Yes, there are many differences between Scots law and English law. It’s not just a question of small details for lawyers to worry about, but of two separate legal systems. Anyone moving from one side of the border to the other should bear this in mind.
Common legal issues that lead many people to consult a solicitor – like buying a house, or writing a will – are handled quite differently. When it comes to inheritance, just not getting round to drawing up a legal document won’t help. You may think you know who stands to inherit your property if you die without leaving a will, but the rules are not at all the same if you move from Glasgow to Gloucester.
Moving within the UK can affect divorce cases too. Did you read the newspaper story about the separated English couple where the man began divorce proceedings not long after starting a new job in Scotland? According to his ex-wife he “lured” her back by claiming to want a fresh start in a new home, and so their case ended up being heard north of the border. The divorcee says she lost a substantial amount of money by not having the split worked out in an English court.

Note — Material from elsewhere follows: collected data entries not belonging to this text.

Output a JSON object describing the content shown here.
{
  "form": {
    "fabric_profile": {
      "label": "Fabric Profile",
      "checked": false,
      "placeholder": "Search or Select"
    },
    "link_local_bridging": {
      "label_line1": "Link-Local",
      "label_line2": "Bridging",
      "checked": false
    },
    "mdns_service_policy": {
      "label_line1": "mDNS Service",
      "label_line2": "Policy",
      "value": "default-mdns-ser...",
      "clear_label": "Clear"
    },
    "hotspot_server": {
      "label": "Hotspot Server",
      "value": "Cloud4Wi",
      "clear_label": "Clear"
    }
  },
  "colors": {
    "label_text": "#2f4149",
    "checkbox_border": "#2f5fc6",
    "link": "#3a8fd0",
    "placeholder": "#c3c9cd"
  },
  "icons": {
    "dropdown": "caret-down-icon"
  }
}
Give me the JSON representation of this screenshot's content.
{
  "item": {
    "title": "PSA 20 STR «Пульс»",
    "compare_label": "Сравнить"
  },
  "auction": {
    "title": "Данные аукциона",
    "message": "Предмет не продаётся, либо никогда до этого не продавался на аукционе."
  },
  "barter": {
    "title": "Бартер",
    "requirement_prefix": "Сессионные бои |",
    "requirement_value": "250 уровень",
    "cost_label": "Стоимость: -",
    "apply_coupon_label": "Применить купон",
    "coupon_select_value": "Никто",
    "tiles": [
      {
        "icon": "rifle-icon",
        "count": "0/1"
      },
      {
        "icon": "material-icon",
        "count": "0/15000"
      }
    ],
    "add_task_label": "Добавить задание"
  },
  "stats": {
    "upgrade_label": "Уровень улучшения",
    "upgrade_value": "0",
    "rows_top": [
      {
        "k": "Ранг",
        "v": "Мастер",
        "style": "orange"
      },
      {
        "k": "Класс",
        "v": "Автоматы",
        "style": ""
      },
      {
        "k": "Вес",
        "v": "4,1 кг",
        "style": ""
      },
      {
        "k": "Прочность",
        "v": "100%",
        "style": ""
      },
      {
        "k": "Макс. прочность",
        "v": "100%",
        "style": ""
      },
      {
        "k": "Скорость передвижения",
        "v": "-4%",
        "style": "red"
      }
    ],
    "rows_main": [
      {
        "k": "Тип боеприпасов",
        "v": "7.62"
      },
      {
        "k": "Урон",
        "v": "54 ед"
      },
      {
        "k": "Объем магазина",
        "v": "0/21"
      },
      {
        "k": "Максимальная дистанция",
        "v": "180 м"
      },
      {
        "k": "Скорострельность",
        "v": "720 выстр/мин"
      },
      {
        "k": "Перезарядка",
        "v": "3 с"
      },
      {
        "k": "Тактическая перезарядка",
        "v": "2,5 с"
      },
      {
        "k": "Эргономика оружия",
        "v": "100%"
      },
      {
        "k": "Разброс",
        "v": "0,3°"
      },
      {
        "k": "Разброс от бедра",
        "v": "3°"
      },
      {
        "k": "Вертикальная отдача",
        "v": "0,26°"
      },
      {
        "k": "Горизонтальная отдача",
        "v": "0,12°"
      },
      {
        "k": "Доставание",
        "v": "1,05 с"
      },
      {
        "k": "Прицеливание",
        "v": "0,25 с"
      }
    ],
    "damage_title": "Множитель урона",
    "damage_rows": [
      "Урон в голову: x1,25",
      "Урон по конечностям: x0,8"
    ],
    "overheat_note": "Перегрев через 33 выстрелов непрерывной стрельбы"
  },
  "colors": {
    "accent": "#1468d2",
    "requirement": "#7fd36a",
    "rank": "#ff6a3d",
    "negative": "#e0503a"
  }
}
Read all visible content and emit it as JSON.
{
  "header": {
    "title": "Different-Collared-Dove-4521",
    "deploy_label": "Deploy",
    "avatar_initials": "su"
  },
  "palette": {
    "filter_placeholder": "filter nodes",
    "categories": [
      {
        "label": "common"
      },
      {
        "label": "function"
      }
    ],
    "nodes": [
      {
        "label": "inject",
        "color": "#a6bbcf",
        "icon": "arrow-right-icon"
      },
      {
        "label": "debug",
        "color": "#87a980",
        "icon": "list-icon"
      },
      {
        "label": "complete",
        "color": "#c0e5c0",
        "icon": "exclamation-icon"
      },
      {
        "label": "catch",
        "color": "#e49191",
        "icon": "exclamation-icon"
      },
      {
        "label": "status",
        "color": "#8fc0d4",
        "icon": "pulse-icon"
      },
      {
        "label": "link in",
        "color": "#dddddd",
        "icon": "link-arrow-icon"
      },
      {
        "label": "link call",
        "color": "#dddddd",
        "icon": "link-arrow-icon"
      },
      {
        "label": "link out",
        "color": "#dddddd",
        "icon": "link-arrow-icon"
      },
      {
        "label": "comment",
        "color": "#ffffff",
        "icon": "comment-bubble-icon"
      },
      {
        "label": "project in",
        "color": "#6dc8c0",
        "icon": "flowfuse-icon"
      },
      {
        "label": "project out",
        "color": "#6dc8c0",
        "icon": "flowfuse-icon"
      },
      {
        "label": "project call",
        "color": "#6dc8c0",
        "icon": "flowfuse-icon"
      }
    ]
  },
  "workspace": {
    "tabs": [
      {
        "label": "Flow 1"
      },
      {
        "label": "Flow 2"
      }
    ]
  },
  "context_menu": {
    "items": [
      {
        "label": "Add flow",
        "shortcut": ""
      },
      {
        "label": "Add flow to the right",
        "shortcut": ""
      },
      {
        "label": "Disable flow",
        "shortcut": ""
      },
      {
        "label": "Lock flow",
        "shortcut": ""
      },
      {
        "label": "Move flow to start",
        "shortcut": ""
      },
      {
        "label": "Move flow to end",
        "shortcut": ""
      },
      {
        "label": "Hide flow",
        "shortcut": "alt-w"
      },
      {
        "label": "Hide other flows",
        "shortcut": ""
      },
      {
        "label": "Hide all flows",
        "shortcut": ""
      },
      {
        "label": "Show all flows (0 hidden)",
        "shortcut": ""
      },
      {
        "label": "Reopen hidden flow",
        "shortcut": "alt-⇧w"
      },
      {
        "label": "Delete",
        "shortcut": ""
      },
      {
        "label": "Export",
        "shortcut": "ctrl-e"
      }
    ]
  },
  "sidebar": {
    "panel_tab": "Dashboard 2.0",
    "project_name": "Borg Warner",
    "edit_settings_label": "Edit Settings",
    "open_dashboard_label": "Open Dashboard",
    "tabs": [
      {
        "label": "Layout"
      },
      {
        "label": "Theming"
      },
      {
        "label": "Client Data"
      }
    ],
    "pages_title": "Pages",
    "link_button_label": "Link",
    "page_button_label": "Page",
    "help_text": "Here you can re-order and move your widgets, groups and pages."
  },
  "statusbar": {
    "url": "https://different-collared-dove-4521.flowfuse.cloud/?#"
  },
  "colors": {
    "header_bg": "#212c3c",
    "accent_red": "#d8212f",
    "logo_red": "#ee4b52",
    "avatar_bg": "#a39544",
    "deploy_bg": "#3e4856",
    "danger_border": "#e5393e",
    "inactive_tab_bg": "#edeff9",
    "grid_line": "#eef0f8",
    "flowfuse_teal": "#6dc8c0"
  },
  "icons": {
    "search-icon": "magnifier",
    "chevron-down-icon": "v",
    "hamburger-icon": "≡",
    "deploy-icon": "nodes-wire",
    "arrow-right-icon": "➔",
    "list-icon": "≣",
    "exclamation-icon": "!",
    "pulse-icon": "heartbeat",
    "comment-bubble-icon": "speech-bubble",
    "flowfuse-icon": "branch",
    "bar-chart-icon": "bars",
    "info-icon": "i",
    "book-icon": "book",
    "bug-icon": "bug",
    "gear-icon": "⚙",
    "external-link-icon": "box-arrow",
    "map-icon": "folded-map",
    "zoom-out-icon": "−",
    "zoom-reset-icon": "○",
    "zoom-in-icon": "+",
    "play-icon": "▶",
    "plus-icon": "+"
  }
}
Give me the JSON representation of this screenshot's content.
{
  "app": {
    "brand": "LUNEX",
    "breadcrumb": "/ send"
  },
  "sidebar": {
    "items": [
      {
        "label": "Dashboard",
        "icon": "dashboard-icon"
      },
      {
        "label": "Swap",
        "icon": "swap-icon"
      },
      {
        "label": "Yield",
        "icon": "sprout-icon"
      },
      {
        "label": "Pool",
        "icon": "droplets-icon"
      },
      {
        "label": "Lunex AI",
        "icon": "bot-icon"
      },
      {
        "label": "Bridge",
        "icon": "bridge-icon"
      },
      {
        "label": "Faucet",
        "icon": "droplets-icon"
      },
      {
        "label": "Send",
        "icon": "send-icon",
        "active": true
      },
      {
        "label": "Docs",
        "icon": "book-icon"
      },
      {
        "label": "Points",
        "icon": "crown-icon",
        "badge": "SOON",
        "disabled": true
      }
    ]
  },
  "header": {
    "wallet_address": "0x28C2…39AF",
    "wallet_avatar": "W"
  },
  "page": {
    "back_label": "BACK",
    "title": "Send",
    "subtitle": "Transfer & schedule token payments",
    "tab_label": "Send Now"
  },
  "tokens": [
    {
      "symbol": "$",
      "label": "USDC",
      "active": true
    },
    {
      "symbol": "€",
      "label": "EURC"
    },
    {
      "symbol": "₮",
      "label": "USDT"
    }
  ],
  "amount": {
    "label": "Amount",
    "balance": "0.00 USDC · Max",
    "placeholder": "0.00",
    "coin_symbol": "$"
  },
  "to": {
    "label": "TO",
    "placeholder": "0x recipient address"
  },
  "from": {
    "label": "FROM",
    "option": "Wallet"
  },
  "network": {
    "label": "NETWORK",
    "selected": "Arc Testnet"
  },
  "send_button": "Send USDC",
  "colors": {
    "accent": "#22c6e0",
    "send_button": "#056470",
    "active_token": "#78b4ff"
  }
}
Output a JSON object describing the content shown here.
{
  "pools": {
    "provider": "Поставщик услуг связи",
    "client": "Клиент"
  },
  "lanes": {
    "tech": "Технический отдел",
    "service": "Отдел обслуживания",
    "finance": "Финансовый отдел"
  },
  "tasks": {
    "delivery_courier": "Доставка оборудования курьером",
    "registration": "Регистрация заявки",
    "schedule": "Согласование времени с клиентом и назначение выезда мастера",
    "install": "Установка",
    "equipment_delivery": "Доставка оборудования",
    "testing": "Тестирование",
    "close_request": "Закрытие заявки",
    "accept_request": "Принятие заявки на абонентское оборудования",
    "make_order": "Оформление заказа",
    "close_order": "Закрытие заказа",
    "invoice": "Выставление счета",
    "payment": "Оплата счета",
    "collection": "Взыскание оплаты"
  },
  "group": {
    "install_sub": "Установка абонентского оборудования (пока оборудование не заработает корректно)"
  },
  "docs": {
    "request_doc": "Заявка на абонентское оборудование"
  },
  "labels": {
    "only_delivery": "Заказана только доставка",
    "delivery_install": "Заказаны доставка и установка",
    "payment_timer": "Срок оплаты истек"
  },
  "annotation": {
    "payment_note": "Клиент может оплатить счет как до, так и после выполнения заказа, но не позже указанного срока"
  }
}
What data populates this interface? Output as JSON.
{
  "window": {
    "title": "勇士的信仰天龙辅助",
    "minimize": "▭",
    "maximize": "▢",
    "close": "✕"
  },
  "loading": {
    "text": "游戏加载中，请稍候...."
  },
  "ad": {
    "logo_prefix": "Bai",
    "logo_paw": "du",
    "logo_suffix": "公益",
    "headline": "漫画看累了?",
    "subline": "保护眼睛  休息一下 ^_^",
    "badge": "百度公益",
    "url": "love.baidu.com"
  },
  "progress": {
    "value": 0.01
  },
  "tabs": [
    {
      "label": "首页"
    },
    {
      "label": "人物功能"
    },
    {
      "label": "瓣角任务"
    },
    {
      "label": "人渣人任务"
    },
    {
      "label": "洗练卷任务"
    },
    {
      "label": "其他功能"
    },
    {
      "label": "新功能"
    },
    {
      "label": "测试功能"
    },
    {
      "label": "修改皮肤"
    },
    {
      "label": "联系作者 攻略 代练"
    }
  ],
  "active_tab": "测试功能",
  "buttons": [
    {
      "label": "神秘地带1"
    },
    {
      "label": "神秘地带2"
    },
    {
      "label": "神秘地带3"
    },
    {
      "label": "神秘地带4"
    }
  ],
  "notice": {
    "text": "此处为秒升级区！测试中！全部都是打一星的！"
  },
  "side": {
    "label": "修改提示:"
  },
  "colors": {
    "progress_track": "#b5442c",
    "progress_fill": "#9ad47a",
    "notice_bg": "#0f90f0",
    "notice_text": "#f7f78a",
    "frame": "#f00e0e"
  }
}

Seek legal advice if you have any concerns about your situation. Don’t rely on journalists to explain the law to you – especially if you live in Scotland. UK radio, TV and newspapers often give advice on important financial or family matters that’s based purely on English law. If they remember to include a disclaimer, it may be in part of the programme that you don’t hear.
Criminal matters are dealt with differently too. It’s fairly well known that Scotland has an unusual “third verdict” of “not proven”, alongside “guilty” and “not guilty”. Another illustration of two different systems at work is the size of juries at criminal trials, with 12 people in the south, 15 in the north. And the English Crown Prosecution Service does the work of a Scottish Procurator Fiscal.
So what is “UK law”? Sometimes it’s just a careless way of describing the law in the bigger of the two countries. More appropriately, it may refer to legislation drawn up by the government in London which is intended to apply equally in all parts of the United Kingdom. Not everyone realises that this can involve some careful behind-the-scenes handling of technicalities to make sure the law will work smoothly in both systems.
Even though Scotland and England have shared a monarch for 400 years and been legally “united” for 300 years, they have never united their legal systems. Scottish banknotes are different too, although interchangeable.